Startup brasileira fundada pela engenheira Claudia Galvão, a empresa cria formas de experimentação olfativa 100% digital como o MultiScent 20, produto que parece um tablet e permite interação com catálogos on-line de perfumes e teste de fragrâncias. Com cartuchos inseridos no aparelho, é possível testar até 20 fragrâncias com refis que fazem até 100 disparos, sem gotículas, em alternativa a catálogos impressos e mostruários físicos.

A Natura apostou nessa tecnologia e já a utiliza em sua rede de lojas com o “Natura perfum.AR”, desenvolvido em parceria com a startup, para oferecer uma experiência multissensorial, em que, além de sentir a fragrância, o usuário pode ainda navegar pelo conceito e pela imagem do produto.

Os jogos em 4D e aplicações no metaverso já estão na mira da Noar.
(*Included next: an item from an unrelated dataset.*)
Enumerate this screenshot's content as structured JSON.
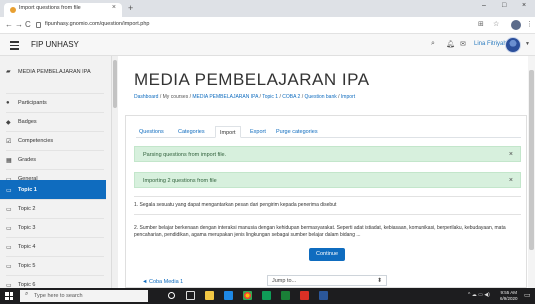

Se alguns perfumes e cosméticos são capazes de sintetizar os aromas de flores e elementos da natureza, parece que o “cheiro digital” poderá ser uma forma das flores seguirem vivas e perfumadas nos ambientes de realidade virtual.

O futuro é logo ali e sempre será bem desafiador. Mas, indiferente ao meio, se físico ou digital, desejo que você continue comprando e enviando flores para tocar o coração de alguém e apoiar o setor!